Do you feel the field is improving with time?

It’s all over the board. There is no place I go in which someone does not come up to me after a show or workshop and tell me that their great-grandmother was Cherokee. There’s no panel I’m on in which someone doesn’t raise their hand and ask a question that has to do with them personally. I can’t control whether those people come to my show. Those people are always going to come and have a voyeuristic experience because those people are the center of their world. That is a part of the greater culture, the “me” culture. Those are not values I grew up in or live by.

Of course, a large part of me is Western. I am American. That is a citizenship besides being Seneca. There is always the duality of both. I would never say my work is only Native. I have plenty of Western influences in my body and in my work because I live in a Western culture.

It’s very popular right now to talk about decolonizing the body, but what does that really mean? The first step is to be honest about the different influences one is working within as an artist. I’m not trying to be flippant, but I think it’s an important aspect of what is happening.

I do say in my text that the movement I am working on is decolonizing the body. I have great philosophical questions with my friend George, who is white, about whether he can decolonize his body. I don’t know, I don’t have these answers. But I think there is a lot one can understand about oneself by being in practice with people asking these questions.

For me, it comes down to this practice of attention and intention. It goes back to the question I’m asking in my next work: How do I know who I am in my body? Those kinds of questions begin to get at this idea of decolonizing the body. It’s okay to not know, but this is not a place people feel comfortable. They want definitive answers, especially when it comes to Native culture, Native artists, and Native scholarship. They want to know what it is. The circular-ness of discovery is scary. There is no technique one can master in this respect, like beginning, intermediate, and advanced decolonizing of the body.

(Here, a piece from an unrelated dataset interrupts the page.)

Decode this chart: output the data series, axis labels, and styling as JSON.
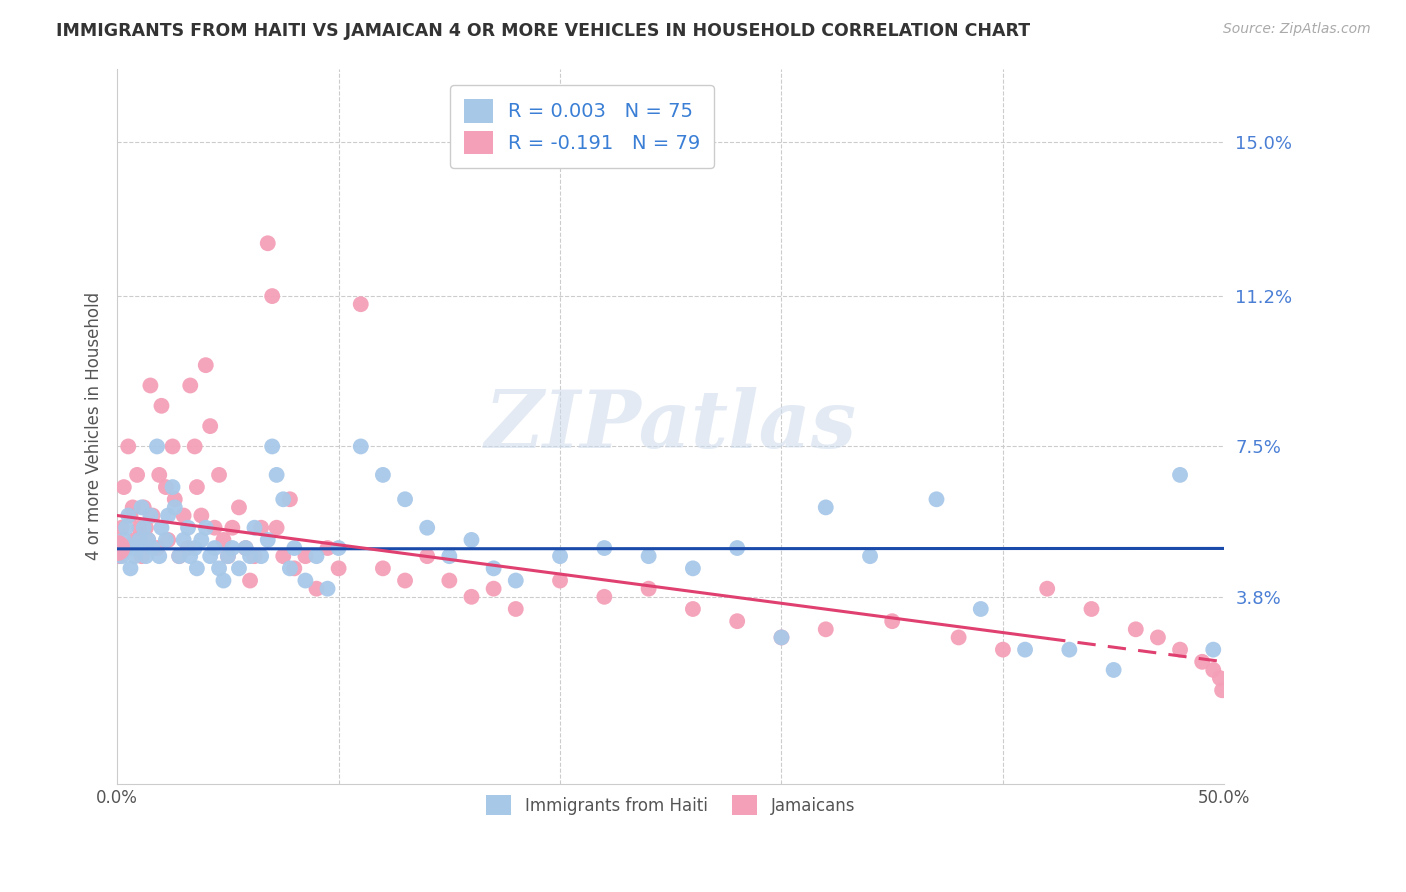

What are you working on next?

Weave is being created in this circular model. It begins in the Twin Cities and then it goes to Alabama, but it doesn’t go to Alabama in the same iteration. I’ve spent six weeks allowing the place to inform the work as it is now, and the iteration we will present at the Bicentennial of Alabama. Then we go to Philadelphia, the home of the Quakers, great allies of the Seneca people. Our territory extended into Pennsylvania. I have a relationship to that place, which is different than the relationship I have to Birmingham, which is different than the relationship I have to the Twin Cities. Each performance becomes an iteration of that relationship. Then we go to Maui and O‘ahu and work with community over a longer period. We’ll do two separate iterations there, and then six months later we’re in Washington, D.C. It’s never a culmination, but there’s a circularity in how those iterations weave through the work itself.